2009 novel by Ralph Nader

Only the Super-Rich Can Save Us! is a 2009 work of fiction by American political activist Ralph Nader, described by him as a practical utopia, in the style of Edward Bellamy's 1888 utopian novel Looking Backwards.

Nader wrote the book to inspire imaginative solutions to the problem of corrupt politicians and financial institutions.

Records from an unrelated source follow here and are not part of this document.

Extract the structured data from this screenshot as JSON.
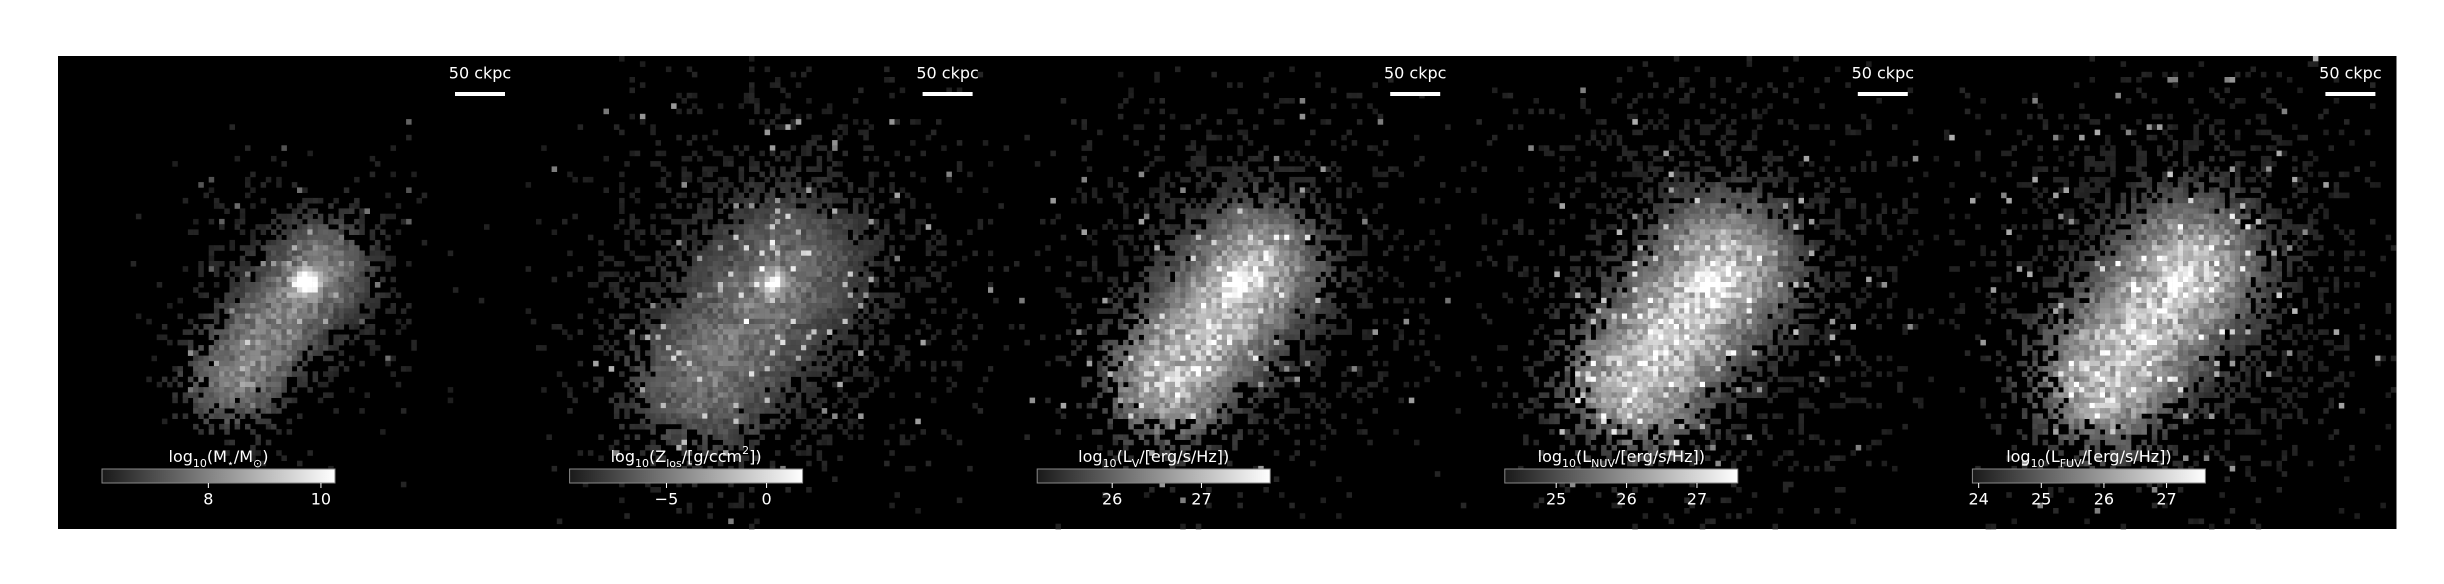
{
  "panels": [
    {
      "scale_bar": "50 ckpc",
      "colorbar": {
        "label": [
          {
            "text": "log"
          },
          {
            "text": "10",
            "shift": "sub"
          },
          {
            "text": "(M"
          },
          {
            "text": "⋆",
            "shift": "sub"
          },
          {
            "text": "/M"
          },
          {
            "text": "⊙",
            "shift": "sub"
          },
          {
            "text": ")"
          }
        ],
        "range": [
          6.11,
          10.25
        ],
        "ticks": [
          8,
          10
        ]
      }
    },
    {
      "scale_bar": "50 ckpc",
      "colorbar": {
        "label": [
          {
            "text": "log"
          },
          {
            "text": "10",
            "shift": "sub"
          },
          {
            "text": "(Z"
          },
          {
            "text": "los",
            "shift": "sub"
          },
          {
            "text": "/[g/ccm"
          },
          {
            "text": "2",
            "shift": "super"
          },
          {
            "text": "])"
          }
        ],
        "range": [
          -9.84,
          1.8
        ],
        "ticks": [
          {
            "value": -5,
            "label": "−5"
          },
          0
        ]
      }
    },
    {
      "scale_bar": "50 ckpc",
      "colorbar": {
        "label": [
          {
            "text": "log"
          },
          {
            "text": "10",
            "shift": "sub"
          },
          {
            "text": "(L"
          },
          {
            "text": "V",
            "shift": "sub"
          },
          {
            "text": "/[erg/s/Hz])"
          }
        ],
        "range": [
          25.16,
          27.77
        ],
        "ticks": [
          26,
          27
        ]
      }
    },
    {
      "scale_bar": "50 ckpc",
      "colorbar": {
        "label": [
          {
            "text": "log"
          },
          {
            "text": "10",
            "shift": "sub"
          },
          {
            "text": "(L"
          },
          {
            "text": "NUV",
            "shift": "sub"
          },
          {
            "text": "/[erg/s/Hz])"
          }
        ],
        "range": [
          24.27,
          27.58
        ],
        "ticks": [
          25,
          26,
          27
        ]
      }
    },
    {
      "scale_bar": "50 ckpc",
      "colorbar": {
        "label": [
          {
            "text": "log"
          },
          {
            "text": "10",
            "shift": "sub"
          },
          {
            "text": "(L"
          },
          {
            "text": "FUV",
            "shift": "sub"
          },
          {
            "text": "/[erg/s/Hz])"
          }
        ],
        "range": [
          23.9,
          27.62
        ],
        "ticks": [
          24,
          25,
          26,
          27
        ]
      }
    }
  ]
}
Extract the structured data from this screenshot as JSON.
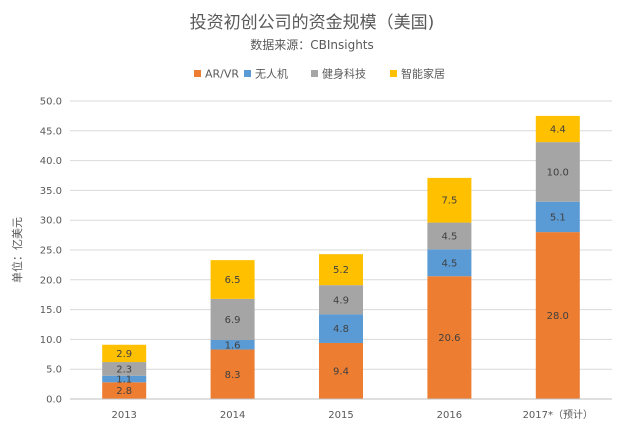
{
  "chart_data": {
    "type": "bar",
    "stacked": true,
    "title": "投资初创公司的资金规模（美国)",
    "subtitle": "数据来源：CBInsights",
    "xlabel": "",
    "ylabel": "单位：亿美元",
    "ylim": [
      0,
      50
    ],
    "yticks": [
      "0.0",
      "5.0",
      "10.0",
      "15.0",
      "20.0",
      "25.0",
      "30.0",
      "35.0",
      "40.0",
      "45.0",
      "50.0"
    ],
    "grid": true,
    "legend_position": "top",
    "categories": [
      "2013",
      "2014",
      "2015",
      "2016",
      "2017*（预计）"
    ],
    "series": [
      {
        "name": "AR/VR",
        "color": "#ED7D31",
        "values": [
          2.8,
          8.3,
          9.4,
          20.6,
          28.0
        ],
        "labels": [
          "2.8",
          "8.3",
          "9.4",
          "20.6",
          "28.0"
        ]
      },
      {
        "name": "无人机",
        "color": "#5B9BD5",
        "values": [
          1.1,
          1.6,
          4.8,
          4.5,
          5.1
        ],
        "labels": [
          "1.1",
          "1.6",
          "4.8",
          "4.5",
          "5.1"
        ]
      },
      {
        "name": "健身科技",
        "color": "#A5A5A5",
        "values": [
          2.3,
          6.9,
          4.9,
          4.5,
          10.0
        ],
        "labels": [
          "2.3",
          "6.9",
          "4.9",
          "4.5",
          "10.0"
        ]
      },
      {
        "name": "智能家居",
        "color": "#FFC000",
        "values": [
          2.9,
          6.5,
          5.2,
          7.5,
          4.4
        ],
        "labels": [
          "2.9",
          "6.5",
          "5.2",
          "7.5",
          "4.4"
        ]
      }
    ]
  }
}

== Similarity to Atlas Shrugged ==
Just as Atlas Shrugged, by conservative author Ayn Rand, portrayed self-interested successful capitalists working to create a "Utopia of Greed" that is free from government, Only the Super-Rich Can Save Us! portrays an altruistic group of super-rich individuals working to "re-make government", where "the rebellious rich take on the reigning rich."

The novel's protagonist is inspired by Warren Buffett. On August 14, 2011, Warren Buffett wrote an influential op-ed entitled "Stop Coddling the Super-rich", which argues that the super-rich should bear more responsibility and pay their "fair share" of taxes.